- Born: May 16, 1917
- Died: April 28, 2000 (age 82)
- Occupations: Record producer; record label founder and president; songwriter; talent scout;
- Known for: President of Savoy Records

= Fred Mendelsohn =

American music executive (1917–2000)

 Fred Mendelsohn (May 16, 1917 – April 28, 2000) was an American music executive. The president of Savoy Records for 42 years, he was the first man to ever record, promote and market black gospel music as a national company. His dedication and contributions built the historic foundation for the black gospel music industry.

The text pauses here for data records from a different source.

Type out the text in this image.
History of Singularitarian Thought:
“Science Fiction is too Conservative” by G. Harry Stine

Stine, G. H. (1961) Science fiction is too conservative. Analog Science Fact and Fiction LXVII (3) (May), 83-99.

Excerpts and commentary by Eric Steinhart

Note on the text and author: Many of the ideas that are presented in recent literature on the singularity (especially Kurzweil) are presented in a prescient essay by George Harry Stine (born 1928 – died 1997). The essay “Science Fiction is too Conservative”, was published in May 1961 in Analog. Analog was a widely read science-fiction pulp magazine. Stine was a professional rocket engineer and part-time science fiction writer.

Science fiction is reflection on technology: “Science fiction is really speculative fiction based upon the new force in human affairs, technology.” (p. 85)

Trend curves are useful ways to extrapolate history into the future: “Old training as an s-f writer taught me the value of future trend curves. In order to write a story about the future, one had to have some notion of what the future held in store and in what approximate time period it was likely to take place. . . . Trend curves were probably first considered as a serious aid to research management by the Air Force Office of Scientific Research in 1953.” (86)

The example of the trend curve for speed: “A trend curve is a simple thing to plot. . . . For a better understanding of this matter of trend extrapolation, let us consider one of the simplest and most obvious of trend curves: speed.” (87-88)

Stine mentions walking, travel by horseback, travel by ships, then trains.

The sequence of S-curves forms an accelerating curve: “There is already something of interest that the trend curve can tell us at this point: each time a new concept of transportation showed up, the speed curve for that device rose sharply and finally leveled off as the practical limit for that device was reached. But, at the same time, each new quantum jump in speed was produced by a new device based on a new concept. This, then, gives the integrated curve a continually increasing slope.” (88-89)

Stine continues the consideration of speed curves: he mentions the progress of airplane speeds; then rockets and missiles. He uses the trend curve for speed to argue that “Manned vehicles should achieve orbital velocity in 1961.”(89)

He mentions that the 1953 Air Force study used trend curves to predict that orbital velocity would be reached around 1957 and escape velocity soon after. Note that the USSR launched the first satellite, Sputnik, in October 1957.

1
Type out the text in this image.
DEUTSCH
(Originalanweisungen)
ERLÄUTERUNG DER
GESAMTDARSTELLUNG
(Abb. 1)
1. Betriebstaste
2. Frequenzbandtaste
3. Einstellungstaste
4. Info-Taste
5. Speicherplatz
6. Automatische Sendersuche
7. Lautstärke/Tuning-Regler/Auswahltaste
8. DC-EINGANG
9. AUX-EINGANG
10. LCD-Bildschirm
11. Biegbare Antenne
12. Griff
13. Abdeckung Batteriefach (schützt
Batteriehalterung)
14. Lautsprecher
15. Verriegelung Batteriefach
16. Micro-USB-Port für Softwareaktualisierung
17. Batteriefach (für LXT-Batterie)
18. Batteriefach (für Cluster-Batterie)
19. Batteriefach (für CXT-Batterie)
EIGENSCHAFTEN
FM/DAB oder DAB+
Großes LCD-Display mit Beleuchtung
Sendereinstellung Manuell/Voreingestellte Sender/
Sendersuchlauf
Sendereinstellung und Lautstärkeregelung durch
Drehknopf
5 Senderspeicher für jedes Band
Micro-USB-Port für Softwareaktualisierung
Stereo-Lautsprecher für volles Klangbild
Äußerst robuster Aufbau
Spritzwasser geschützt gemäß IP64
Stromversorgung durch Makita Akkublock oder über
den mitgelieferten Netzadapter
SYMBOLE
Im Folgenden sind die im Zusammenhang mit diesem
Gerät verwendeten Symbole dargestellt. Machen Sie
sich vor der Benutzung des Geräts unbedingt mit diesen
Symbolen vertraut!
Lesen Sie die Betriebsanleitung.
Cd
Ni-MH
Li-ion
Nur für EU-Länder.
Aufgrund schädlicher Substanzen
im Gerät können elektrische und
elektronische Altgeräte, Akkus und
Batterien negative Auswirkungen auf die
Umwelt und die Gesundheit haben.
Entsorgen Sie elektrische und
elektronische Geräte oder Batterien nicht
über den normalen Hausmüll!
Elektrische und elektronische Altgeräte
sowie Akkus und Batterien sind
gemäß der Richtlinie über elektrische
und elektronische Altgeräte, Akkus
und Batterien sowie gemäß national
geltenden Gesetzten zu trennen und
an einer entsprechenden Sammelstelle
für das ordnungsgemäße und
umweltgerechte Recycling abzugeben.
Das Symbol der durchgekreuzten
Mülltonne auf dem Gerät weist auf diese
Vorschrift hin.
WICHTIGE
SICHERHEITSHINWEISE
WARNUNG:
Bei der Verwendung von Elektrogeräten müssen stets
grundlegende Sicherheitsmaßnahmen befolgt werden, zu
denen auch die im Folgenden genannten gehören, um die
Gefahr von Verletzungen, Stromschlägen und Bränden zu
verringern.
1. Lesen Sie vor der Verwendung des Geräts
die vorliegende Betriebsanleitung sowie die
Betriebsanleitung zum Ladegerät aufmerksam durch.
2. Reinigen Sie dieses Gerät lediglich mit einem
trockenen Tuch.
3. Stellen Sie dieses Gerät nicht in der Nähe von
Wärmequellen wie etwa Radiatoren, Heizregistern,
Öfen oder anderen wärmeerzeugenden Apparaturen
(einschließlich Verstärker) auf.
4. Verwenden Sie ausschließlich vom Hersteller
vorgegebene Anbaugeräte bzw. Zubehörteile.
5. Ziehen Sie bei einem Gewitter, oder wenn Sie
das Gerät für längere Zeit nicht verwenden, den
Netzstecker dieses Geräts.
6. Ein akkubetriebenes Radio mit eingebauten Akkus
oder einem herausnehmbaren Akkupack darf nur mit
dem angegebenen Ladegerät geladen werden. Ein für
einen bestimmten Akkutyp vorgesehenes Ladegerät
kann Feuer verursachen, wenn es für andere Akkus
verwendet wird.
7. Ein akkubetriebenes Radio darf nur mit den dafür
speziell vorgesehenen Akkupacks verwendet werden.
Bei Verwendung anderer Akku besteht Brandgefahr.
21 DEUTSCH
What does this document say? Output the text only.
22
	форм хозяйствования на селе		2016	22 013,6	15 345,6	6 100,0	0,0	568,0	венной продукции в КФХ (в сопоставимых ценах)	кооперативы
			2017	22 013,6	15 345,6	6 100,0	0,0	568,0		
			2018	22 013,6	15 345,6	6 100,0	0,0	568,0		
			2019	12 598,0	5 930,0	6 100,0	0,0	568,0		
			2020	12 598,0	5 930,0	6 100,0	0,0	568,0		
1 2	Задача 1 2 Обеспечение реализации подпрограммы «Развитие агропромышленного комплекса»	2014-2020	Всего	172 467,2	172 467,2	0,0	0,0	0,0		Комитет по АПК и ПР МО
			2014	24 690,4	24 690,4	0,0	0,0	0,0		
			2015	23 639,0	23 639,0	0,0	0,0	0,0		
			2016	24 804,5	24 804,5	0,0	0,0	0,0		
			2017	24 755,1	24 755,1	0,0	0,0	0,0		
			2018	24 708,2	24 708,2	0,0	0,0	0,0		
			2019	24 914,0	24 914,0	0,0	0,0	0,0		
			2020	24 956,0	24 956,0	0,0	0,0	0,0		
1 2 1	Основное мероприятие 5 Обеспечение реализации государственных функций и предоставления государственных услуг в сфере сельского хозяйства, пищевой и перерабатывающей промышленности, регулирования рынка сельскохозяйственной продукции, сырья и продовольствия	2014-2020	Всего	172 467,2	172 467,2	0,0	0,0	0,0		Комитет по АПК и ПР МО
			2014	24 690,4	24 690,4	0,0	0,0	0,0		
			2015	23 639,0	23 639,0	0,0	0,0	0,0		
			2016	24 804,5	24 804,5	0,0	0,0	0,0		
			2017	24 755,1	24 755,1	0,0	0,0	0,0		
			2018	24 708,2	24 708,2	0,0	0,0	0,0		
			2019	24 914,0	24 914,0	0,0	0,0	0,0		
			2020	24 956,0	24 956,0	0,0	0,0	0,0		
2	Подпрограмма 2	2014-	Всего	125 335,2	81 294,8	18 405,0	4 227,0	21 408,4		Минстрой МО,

Many of today's major gospel artists started on Savoy under the leadership of Mendelsohn. As a talent scout for the label, he discovered artists such as Nappy Brown, C. J. Johnson, and James Cleveland, and promoted Cleveland with many background church choirs. In doing this he was responsible for building the choir market.

Mendelsohn was responsible for such historic acts as The Caravans featuring Albertina Walker, Inez Andrews, Shirley Caesar, Dorothy Norwood, Delores Washington, The Barrett Sisters, Dorothy Love Coates & The Gospel Harmonettes and Clara Ward.

As a songwriter, he co-wrote, with Rose Marie McCoy, Brown's 1955 hit single "Don't Be Angry".